Désormais, Sébastien Di Pasquale et quelques salariés parlent en « rôle ». Par exemple, le rôle planification demande au rôle commerce de prévenir son client de ne pas venir chercher sa pièce avant 18 heures. « Avant, le chargé de planification aurait serré les dents en espérant que ça passe. Désormais, puisqu’il ne demande plus à untel mais à un rôle, il ose », se réjouit le fondateur. Les salariés, des rôles, presque des numéros ? « Pour l’instant, c’est le cas. Mais c’est le temps que chacun se fasse à l’outil, et retienne qui fait quoi. Après, on reviendra au prénom », rassure-t-il. Car, même si la moyenne d’âge de L’Atelier du laser est jeune (30 ans), le changement désoriente. « Il faut du temps pour que les personnes ne voient plus le président comme le président mais à travers ses rôles », reconnaît Bernard-Marie Chiquet qui a accompagné 70 entreprises en France. « Mais on reviendra en octobre et en 2019 faire des piqûres de rappel pour les aider. »

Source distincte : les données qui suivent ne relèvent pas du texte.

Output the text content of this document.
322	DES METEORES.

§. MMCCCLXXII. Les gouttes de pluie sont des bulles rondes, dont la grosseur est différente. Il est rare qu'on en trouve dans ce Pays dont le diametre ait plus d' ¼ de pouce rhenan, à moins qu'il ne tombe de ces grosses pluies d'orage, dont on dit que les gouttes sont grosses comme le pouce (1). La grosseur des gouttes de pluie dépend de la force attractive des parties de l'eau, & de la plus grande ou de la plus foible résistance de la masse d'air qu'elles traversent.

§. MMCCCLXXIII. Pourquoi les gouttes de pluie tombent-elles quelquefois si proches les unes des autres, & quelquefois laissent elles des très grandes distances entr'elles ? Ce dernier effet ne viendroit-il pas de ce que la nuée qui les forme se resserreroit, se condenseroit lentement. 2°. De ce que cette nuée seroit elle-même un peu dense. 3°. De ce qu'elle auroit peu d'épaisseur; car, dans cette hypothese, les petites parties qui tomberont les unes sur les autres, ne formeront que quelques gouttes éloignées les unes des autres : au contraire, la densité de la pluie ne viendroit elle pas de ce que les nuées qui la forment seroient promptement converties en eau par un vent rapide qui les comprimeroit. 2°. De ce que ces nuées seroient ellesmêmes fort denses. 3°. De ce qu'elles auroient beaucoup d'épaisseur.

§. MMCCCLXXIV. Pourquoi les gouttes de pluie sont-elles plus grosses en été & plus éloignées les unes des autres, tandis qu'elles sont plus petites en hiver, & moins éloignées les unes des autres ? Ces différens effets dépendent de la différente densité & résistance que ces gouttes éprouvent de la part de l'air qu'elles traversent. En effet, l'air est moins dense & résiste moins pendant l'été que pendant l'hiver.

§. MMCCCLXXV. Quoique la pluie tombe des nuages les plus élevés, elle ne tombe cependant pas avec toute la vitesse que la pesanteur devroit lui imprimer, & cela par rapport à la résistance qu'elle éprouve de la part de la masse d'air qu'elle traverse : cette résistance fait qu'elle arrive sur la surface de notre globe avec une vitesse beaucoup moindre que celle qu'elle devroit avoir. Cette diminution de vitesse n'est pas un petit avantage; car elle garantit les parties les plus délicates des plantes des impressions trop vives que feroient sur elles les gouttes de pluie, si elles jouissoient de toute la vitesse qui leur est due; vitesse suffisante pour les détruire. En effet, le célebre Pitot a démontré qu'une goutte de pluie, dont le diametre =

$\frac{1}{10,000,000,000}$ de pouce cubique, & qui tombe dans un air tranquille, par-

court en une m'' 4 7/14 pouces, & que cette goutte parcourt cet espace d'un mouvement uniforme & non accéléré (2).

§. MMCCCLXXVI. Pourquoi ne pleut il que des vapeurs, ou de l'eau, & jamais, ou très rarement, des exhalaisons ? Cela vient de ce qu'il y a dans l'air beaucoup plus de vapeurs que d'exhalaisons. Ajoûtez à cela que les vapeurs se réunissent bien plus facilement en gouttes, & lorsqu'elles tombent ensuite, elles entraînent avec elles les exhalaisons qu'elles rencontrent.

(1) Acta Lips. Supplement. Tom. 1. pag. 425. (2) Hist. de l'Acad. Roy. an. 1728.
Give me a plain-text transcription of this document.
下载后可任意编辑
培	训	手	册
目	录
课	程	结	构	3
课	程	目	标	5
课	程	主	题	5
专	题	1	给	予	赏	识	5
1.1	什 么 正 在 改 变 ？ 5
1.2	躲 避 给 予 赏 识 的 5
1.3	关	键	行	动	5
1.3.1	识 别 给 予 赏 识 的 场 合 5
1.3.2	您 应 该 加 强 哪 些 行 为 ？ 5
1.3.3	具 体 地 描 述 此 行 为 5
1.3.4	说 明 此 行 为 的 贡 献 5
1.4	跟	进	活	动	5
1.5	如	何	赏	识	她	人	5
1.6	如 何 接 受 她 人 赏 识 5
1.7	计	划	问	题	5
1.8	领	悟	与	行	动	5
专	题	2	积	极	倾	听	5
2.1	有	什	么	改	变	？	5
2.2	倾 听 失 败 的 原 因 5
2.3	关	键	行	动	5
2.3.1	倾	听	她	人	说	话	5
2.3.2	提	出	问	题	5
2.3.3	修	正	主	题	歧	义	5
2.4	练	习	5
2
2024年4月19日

En attendant, Sébastien Di Pasquale et ses « flex » (pour flexibilité, un surnom qui évite d’employer le terme « salarié ») continuent d’encoder leurs rôles. « En moyenne, nous en avons 8 ou 9. Certains en ont 2, moi j’ai en 35. » S’il est tôt pour faire le bilan, l’ex-patron ne regrette ni les 50 000 euros ni le temps investis dans Holacracy, même si deux salariés sont partis. « Ça avance. Le rôle maintenance sait désormais qu’il a un budget de 40 000 euros par an, il ne vient plus me faire signer des devis de papier toilette ou de ramettes pour l’imprimante. » Dans son ancienne entreprise, Sébastien Di Pasquale avait connu une rupture : le lean manufacturing. « Le lean s’essouffle vite. Avec Holacracy, l’organisation fait qu’on est obligé de continuer », défend-il. Bilan dans un an.

Pour aller plus loin

La BD sur Holacracy réalisée par Bernard-Marie Chiquet et Étienne Appert, disponible gratuitement à l’adresse www.labdsurlholacracy.com

Holacracy ou entreprise libérée ?

Sortir de l’organisation hiérarchisée et pyramidale : le but des entreprises dites libérées et de celles qui adoptent Holacracy est le même. La manière d’y parvenir diffère. « Dans toutes les entreprises libérées, ce sont les patrons qui ont innové dans leur façon de manager. Avec Holacracy, il n’y a pas de héros libérateur, mais un outil à appliquer », explique Bernard-Marie Chiquet, le fondateur d’iGi Partners, spécialiste d’Holacracy en France. Une boîte à outils qui se paie : en moyenne 3 000 euros par salarié (et davantage dans les petites sociétés).

* Une holarchie est un système qui, comme le corps humain, se compose de parties sans lien hiérarchique de fonctionnement entre elles.